I have spent the last three days working on two cases for the U.S. Embassy. Maybe if I document some of the problems involved, it will cause at least one more person to be willing to register with the U.S. Embassy in Panama City, and to set up a personal buddy contact and maybe write a will.
I received a call on Wednesday from the Embassy asking if I could check on a U.S. Citizen that was in the Regional Hospital. The hospital social worker had called the Embassy requesting help because the doctors were saying he was fine and they needed him to leave because the hospital needed the space.
When I saw him he didn’t look well enough to care for himself if he returned to his apartment. I went back yesterday and the doctors again said he was perfectly fine and ready to leave.
I went to meet with the hospital social worker for this case. When I was sitting in the office of the hospital social worker, I called the Embassy so they could talk to her while I was there. She told the Embassy that they needed to release the patient to free up space.

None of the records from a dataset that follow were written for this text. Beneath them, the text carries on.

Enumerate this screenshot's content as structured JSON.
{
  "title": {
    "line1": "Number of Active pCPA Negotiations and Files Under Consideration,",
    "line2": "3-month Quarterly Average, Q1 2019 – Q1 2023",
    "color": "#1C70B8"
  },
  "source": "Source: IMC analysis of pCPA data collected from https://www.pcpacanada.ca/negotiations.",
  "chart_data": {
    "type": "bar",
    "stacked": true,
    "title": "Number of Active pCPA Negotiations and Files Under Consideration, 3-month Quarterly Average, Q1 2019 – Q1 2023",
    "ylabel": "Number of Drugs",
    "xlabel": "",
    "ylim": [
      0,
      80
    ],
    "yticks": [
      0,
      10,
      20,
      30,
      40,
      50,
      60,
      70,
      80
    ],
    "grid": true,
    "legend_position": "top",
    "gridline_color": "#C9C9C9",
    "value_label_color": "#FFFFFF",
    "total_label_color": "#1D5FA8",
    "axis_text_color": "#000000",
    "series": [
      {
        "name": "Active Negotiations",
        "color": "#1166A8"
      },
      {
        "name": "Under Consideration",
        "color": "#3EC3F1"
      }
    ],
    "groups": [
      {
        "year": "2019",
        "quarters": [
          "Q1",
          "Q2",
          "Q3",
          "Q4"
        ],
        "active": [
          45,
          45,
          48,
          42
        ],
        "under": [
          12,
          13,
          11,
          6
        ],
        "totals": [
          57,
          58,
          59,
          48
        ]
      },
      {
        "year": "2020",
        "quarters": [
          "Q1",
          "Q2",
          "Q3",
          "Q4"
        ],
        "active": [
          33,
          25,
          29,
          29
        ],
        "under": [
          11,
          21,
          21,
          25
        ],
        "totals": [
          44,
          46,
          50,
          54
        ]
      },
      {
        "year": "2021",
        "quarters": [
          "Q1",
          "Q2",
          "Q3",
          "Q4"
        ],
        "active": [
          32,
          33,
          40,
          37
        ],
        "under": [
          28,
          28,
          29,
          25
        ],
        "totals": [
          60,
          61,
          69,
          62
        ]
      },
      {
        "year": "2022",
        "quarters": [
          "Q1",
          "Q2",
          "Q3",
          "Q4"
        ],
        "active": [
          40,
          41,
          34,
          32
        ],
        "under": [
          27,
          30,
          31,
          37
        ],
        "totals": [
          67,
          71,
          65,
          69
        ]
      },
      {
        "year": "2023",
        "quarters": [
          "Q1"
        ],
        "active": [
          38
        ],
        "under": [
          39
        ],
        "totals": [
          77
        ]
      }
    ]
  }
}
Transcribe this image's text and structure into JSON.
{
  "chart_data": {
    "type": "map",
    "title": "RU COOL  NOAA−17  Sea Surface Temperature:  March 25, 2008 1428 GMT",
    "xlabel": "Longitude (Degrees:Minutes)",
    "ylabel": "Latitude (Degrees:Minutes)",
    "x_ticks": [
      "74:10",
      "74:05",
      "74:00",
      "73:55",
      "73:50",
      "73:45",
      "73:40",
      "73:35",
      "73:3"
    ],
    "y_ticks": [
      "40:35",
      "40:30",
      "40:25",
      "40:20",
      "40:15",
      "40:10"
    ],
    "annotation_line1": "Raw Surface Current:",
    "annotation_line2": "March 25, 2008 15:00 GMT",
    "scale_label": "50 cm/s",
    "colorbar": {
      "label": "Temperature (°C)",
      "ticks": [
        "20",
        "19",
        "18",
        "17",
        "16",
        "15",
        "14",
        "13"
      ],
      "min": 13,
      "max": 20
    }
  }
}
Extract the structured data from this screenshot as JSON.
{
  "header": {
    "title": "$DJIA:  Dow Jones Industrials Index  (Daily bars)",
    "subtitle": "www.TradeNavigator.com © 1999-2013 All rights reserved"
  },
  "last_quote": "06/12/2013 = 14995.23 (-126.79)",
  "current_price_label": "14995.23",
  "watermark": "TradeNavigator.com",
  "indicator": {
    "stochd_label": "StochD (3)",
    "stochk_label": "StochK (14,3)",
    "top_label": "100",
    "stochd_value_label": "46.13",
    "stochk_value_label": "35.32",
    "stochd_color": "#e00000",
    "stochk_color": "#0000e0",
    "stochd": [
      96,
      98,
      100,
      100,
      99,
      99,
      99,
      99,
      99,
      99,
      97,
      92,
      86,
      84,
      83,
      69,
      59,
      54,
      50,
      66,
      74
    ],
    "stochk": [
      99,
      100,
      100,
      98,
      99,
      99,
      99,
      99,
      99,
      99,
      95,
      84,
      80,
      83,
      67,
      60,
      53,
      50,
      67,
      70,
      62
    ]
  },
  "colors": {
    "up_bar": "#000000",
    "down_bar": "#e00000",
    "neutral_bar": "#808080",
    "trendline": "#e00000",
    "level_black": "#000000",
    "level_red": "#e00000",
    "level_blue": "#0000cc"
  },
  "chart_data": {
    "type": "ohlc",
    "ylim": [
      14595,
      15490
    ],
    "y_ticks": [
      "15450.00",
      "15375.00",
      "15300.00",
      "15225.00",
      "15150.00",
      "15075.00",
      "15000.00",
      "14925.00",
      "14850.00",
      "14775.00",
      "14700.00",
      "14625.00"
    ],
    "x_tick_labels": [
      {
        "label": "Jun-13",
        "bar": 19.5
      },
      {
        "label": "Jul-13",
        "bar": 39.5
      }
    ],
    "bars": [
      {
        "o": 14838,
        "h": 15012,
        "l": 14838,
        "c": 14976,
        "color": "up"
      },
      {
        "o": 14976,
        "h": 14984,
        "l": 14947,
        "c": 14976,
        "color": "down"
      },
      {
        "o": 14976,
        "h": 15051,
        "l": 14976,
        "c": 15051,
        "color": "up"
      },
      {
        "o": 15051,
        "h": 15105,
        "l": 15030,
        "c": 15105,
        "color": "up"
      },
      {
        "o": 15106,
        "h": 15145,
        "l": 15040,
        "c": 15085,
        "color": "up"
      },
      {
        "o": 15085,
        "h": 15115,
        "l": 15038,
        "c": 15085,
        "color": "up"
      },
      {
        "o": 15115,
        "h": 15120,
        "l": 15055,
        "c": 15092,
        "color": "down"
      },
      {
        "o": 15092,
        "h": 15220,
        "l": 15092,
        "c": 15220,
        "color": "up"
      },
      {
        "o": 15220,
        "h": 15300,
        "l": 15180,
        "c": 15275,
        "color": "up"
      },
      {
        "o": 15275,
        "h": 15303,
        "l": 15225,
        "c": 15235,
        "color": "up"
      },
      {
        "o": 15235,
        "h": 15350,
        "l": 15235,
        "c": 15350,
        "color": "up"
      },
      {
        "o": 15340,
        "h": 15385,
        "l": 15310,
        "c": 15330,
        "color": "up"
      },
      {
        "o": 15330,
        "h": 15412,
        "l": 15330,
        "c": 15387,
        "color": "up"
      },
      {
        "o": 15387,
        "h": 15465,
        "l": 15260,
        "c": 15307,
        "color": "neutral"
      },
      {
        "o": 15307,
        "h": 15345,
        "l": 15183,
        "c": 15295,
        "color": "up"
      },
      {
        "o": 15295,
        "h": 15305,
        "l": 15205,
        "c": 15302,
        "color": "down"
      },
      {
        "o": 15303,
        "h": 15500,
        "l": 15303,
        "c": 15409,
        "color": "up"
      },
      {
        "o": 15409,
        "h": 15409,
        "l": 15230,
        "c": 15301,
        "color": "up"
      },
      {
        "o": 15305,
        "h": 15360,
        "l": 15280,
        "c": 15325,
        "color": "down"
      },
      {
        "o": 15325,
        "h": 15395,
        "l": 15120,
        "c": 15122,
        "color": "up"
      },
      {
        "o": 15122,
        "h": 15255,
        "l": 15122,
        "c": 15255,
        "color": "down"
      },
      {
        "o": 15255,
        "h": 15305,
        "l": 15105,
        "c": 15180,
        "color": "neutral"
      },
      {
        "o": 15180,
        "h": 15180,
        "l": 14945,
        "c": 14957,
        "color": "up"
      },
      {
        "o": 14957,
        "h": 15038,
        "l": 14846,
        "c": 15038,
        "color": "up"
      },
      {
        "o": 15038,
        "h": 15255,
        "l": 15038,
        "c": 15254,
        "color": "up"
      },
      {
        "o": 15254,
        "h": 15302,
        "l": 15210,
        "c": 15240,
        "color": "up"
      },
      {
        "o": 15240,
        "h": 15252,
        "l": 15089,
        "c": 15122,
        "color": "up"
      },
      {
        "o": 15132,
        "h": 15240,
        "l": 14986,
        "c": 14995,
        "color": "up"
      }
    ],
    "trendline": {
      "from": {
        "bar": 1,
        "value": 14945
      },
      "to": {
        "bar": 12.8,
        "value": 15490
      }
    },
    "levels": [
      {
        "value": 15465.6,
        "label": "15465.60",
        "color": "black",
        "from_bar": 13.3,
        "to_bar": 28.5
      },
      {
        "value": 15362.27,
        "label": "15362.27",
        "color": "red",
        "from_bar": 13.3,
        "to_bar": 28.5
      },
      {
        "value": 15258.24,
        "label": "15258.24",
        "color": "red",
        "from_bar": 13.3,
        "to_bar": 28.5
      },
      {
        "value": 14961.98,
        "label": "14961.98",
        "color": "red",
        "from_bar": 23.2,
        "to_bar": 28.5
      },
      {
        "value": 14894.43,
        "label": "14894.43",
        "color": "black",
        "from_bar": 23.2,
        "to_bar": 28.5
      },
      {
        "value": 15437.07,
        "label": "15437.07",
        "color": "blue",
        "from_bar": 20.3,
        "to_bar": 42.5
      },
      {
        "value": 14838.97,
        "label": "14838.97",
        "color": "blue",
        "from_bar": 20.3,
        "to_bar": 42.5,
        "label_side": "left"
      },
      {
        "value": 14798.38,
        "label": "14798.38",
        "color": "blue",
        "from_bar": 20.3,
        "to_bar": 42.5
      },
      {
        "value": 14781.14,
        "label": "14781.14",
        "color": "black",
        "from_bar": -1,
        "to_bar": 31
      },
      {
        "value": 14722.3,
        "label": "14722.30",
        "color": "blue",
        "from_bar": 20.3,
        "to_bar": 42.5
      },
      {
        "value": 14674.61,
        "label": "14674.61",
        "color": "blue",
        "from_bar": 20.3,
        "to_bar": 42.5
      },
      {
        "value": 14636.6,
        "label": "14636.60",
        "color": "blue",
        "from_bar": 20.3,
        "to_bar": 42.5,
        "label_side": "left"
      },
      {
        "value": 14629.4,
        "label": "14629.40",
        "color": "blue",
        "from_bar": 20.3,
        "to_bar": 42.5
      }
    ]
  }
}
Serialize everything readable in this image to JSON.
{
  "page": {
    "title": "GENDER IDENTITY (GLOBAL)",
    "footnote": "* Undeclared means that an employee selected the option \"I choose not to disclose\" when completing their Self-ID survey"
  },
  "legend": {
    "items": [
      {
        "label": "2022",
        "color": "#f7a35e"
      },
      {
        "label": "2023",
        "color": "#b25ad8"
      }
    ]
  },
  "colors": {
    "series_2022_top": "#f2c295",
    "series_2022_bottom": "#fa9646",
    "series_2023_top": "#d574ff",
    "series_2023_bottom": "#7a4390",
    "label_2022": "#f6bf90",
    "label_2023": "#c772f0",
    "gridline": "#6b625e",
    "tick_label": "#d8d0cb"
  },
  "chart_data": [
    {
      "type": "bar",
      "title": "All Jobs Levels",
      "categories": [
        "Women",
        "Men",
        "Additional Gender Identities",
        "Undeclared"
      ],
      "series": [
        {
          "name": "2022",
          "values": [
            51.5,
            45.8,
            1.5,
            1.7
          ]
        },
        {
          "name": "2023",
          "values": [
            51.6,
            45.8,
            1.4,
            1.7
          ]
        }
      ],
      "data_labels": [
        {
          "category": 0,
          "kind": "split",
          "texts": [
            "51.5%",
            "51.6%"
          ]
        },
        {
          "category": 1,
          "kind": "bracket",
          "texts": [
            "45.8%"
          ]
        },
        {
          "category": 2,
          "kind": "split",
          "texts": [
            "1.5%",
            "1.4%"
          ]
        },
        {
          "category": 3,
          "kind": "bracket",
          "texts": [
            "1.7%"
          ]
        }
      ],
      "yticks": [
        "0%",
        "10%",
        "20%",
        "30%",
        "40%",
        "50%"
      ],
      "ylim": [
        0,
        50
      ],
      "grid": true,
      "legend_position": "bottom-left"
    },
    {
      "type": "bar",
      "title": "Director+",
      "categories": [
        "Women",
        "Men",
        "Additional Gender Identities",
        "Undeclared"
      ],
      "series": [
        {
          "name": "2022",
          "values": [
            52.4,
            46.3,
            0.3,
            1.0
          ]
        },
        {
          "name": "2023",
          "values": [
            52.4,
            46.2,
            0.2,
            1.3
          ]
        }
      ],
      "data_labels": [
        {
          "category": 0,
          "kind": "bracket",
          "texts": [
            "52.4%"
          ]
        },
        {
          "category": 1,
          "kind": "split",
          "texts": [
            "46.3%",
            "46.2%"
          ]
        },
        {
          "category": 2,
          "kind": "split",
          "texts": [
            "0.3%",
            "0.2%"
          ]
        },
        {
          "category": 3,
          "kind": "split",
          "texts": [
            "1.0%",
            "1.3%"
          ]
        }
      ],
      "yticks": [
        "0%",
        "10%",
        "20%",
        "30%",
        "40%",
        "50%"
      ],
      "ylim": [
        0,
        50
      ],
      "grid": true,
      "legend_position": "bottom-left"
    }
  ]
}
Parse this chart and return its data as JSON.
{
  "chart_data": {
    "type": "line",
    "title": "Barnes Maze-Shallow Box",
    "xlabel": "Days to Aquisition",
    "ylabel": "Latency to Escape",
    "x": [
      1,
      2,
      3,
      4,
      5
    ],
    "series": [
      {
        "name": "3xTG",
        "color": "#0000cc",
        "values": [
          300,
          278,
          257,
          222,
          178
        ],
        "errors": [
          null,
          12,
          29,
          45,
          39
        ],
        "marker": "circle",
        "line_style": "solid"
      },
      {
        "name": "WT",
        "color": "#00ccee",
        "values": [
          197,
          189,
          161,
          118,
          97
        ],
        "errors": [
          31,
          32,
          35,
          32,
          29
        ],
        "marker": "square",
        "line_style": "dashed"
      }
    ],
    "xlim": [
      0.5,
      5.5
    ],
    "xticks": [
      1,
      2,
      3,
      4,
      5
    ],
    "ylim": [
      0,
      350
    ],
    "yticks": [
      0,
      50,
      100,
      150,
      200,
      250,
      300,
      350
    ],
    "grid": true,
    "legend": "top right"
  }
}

Each time the hospital had wanted him to go, the patient had not wanted to go because he didn’t feel well. The Embassy asked what the hospital’s practice was in cases when the doctors said the patient was fine and the patient felt he needed more care.
The social worker said, if they didn’t leave voluntarily, that the hospital would put them on the street. The Embassy asked if this was the same treatment that would be given to a Panamanian. The answer was yes.
So, it was arranged for an ambulance to take the patient back to his apartment. Yesterday evening I received a call from the apartment landlord asking if I would come and see the patient that had been released.
Lilliam and I got to the apartment about 7:00 PM. When I saw the individual, it was obvious he was having trouble breathing and we called 911 for an ambulance to take him to a hospital other then the Regional Hospital. When the ambulance arrived, he was having more difficulty breathing and his heart stopped while the 911 attendants were there. They administered emergency treatment.
Thirty minutes later, he was pronounced dead. Now here is the part I have problems with. About 9 days ago he was fine. He went to the Olympic pool close to the airport and swam for two hours a day, three days a week, and had the habit of doing this for the last three years. While he was elderly, he could only be described as having exceptional health.
About 7 days ago he was hit by a pickup and taken to the Regional Hospital. In a mere 7 days in he was no longer fine. Of course the accident was the beginning, but broken bones should not be a reason to die. Had he been in one of the private hospitals, I believe he would still be alive. If a person enters the Regional Hospital and has no family there to monitor his/her care, he/she is in high potential risk. It is my opinion that a non-Panamanian has an even higher risk. While this is opinion, I have been to visit 4 prior gringo cases and two left alive. 50% doesn’t built much confidence with me.
I am convinced that had he not been released, he would have died in the hospital do to lack of care. For a medical doctor to have said he was fit to be released is almost criminal. For the hospital to say he leaves of his own volition or he will be put out on the street, should be a warning to anyone that enters and stays for any period of time in that hospital.
Now for you to understand how I spent last night. We called the Police and they came quickly and said we should ask for a doctor from the hospital to issue a reason for death. Obviously the hospital wanted nothing to do with that.
We then asked the police to notify the Fiscalía to come and take the case. I formally asked for an autopsy because I think that will indicate that he should not have been released.
We now started the wait for the Fiscalía. At 2:30 AM, this morning, the police said that nothing would happen until after 8:00 AM. Lilliam and I came home for a couple hours of sleep.
We returned to the apartment at 8 AM this morning and I had Lilliam call the Fiscalía Superior Primero and tell them we were waiting. This time when the officials came, they claimed that they were never notified last night and someone should have come sooner.
At 11:30 AM this morning they had completed all of their paperwork and the body was taken to the morgue for an autopsy. With the David cremation capability being closed, it will have to potentially go to Panama. But again, wishes could be easier exercised, if there was a will.
By the way, I spoke with the deceased’s lawyer this morning and he had also been told by doctors that the individual was fine and the hospital needed the space. The lawyer had told the doctors that he did not appear fine to him.
Now the second case. In the same 6 person room, as the previous patient, was another U.S. citizen. He asked to talk to me. He had had surgery and while he was using the same doctor that had treated him in Hospital Chiriquí, the nursing attention in the Regional hospital was missing. He requested some assistance from the Embassy.
I just spoke to the Embassy and a consul will be here next week to visit the patient and verify that proper care is being given and if the patient wants to move will assist in making that happen. I will tell you that the attention he is now being given seems to have improved. It helps to have someone in your corner. I plan on checking on him Sunday.
Neither of the men have family here and neither were registered with the Embassy. If you are going to live here, you have to understand that this is a third world country. If something happens to your health, you are up a creek without a paddle if you don’t have a buddy and a plan to be executed.
The first died without a will and no family in the states. He personally told me that he had one friend here and thought of him like a son. I know he would want his personal things to go to his friend, but that may not happen.
I plan on going to bed early tonight.